Christopher Nolan’s Dunkirk is a radical experiment that tells the story of a war without the usual elements of blood and gore.
Dunkirk is a story of the early days of World War II when over 400,000 Allied soldiers are trapped by Nazi forces savagely closing in on them from all sides.
Stranded on a beach in Dunkirk, France, the movie focuses on the rescue efforts by the British and Allied troops to get the boys back home across the English Channel.
It’s like Saving Private Ryan, only with a few hundred thousand Ryans and a lot less backstory.
Nolan downsizes on dialogue and switches up the conventional narrative structure, as usual, to weave a movie that’s wordlessly efficient in its non-linear time-jumbled fashion.
Weaving non-linear storylines is a skill he’s already executed with masterful precision in his breakout Memento, but Nolan is in even rarer form here.
The narration of Dunkirk is split into three different sequences.
The first sequence, spanning one week, takes place on the beach where the movie is shown from the perspective of Tommy (Fionn Whitehead), a young British private, who separately runs into fellow soldiers, Gibson (Aneurin Barnard) and Alex (Harry Styles), and together try different schemes to get off the beach before they become casualties of the bombs dropping from the sky.
The second sequence covers only a day, with British mariner, Mr. Dawson (Mark Rylance) sailing with two teenagers across the Channel in his private boat to rescue as many soldiers as possible from Dunkirk.
The third sequence spans only an hour, and it follows three RAF Spitfire pilots who provide air support to the Dunkirk troops down below by keeping the skies clear of enemy bombers.
Nolan is at his puppet-master best here as he strings between these three plot threads, juggling three different time periods across the land (the beach), water (boats and ships), and air (Spitfire aircrafts), to narrate a very emotionally intimate story.
Nolan cleverly intercuts these versions of the same story to enrich one another so much so that when they all come together in the end, the audience is overwhelmed by the incisive cohesion.
In a bold departure from war movie norm, Nolan disregards building up the story of the actual war and the politics and sentiments behind it to tell what is simply a survival story.
Devoid of buildup other than a few lines of exposition at the beginning of the movie, Nolan drops the audience squarely into the middle of the crisis much like most of these desperate young men were.
Rather than tell this evocative story with bloody combat, spilling guts and reckless mayhem, Nolan delivers Dunkirk with the sort of bloodless grand spectacle that not many can quite pull off.
The movie’s intensity is not built by explicit graphics that’ll shock and assault the senses of the audience, but based on smart pacing that dares the audience to try and keep up.
Nolan injects the audience with feelings of fear and desperation by focusing on how the characters experience war and try to stay alive through the destruction that it wreaks.
Much of this is achieved with little aid from actual dialogue between the characters. In fact, in the first 30 minutes of the movie, there’s barely any lines of dialogue spoken between the characters on the beach.

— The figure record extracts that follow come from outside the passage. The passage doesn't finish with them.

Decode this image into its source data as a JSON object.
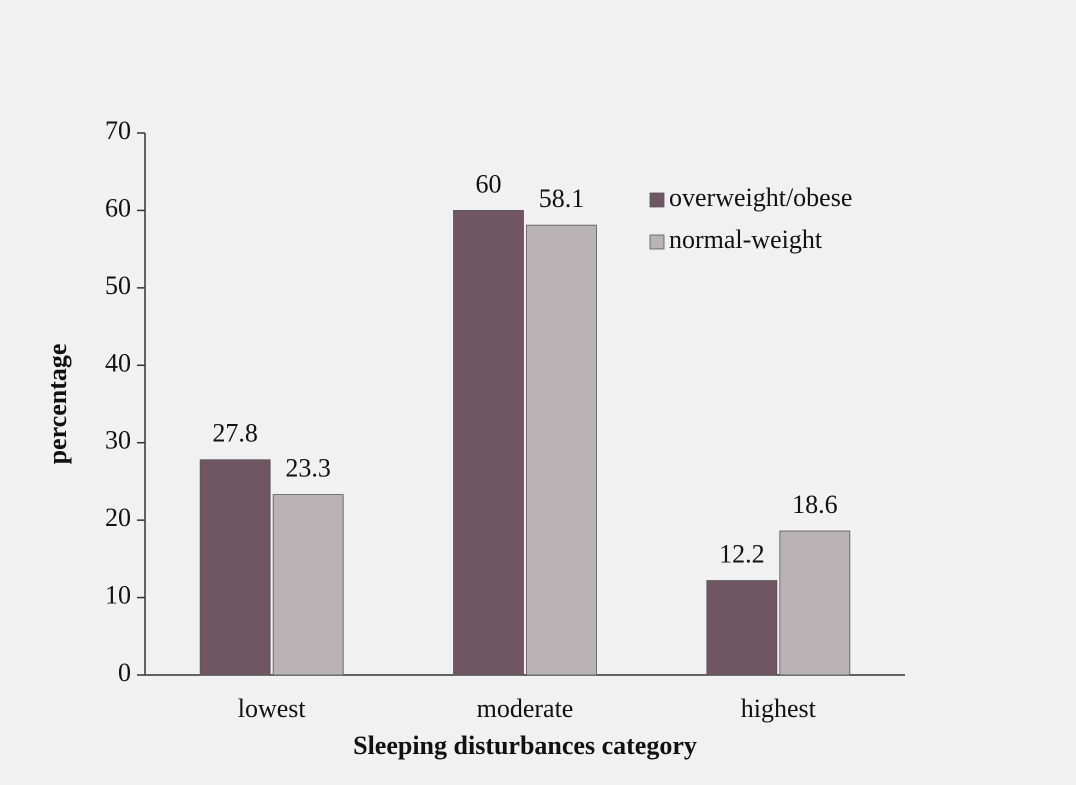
{
  "chart_data": {
    "type": "bar",
    "x_label": "Sleeping disturbances category",
    "y_label": "percentage",
    "categories": [
      "lowest",
      "moderate",
      "highest"
    ],
    "series": [
      {
        "name": "overweight/obese",
        "color": "#6f5660",
        "values": [
          27.8,
          60,
          12.2
        ]
      },
      {
        "name": "normal-weight",
        "color": "#b9b3b6",
        "values": [
          23.3,
          58.1,
          18.6
        ]
      }
    ],
    "ylim": [
      0,
      70
    ],
    "yticks": [
      0,
      10,
      20,
      30,
      40,
      50,
      60,
      70
    ],
    "grid": false,
    "legend": "upper right"
  }
}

Scenes of weary soldiers packed together, sometimes in tight spaces while they hope they don’t get killed, is stirring enough that no amount of words can serve as worthy substitutes.
To tell a compact story, Nolan dances around the three events, cutting from the peril of one timeline to the relief or greater peril of another.
Much of the movie’s feelings are amplified by its soulful music score that beats in tandem with the boiling chaos that’s playing out on the screen.
Despite framing the narratives around the perspectives of a handful of people, Dunkirk is not the story of a single person’s struggles for survival, but that of thousands.
It does not tell a specific story of grandiose heroism, as is the staple of war movies, but a simple story of human survival.
Dunkirk offers a sincere exploration of the human spirit, with themes of bravery and self-sacrifice littering all three narrative threads that makes all the dispiriting emotion at the end of the movie feel thoroughly earned.
In the end, no war is won, but survival gets a subdued victorious cheer.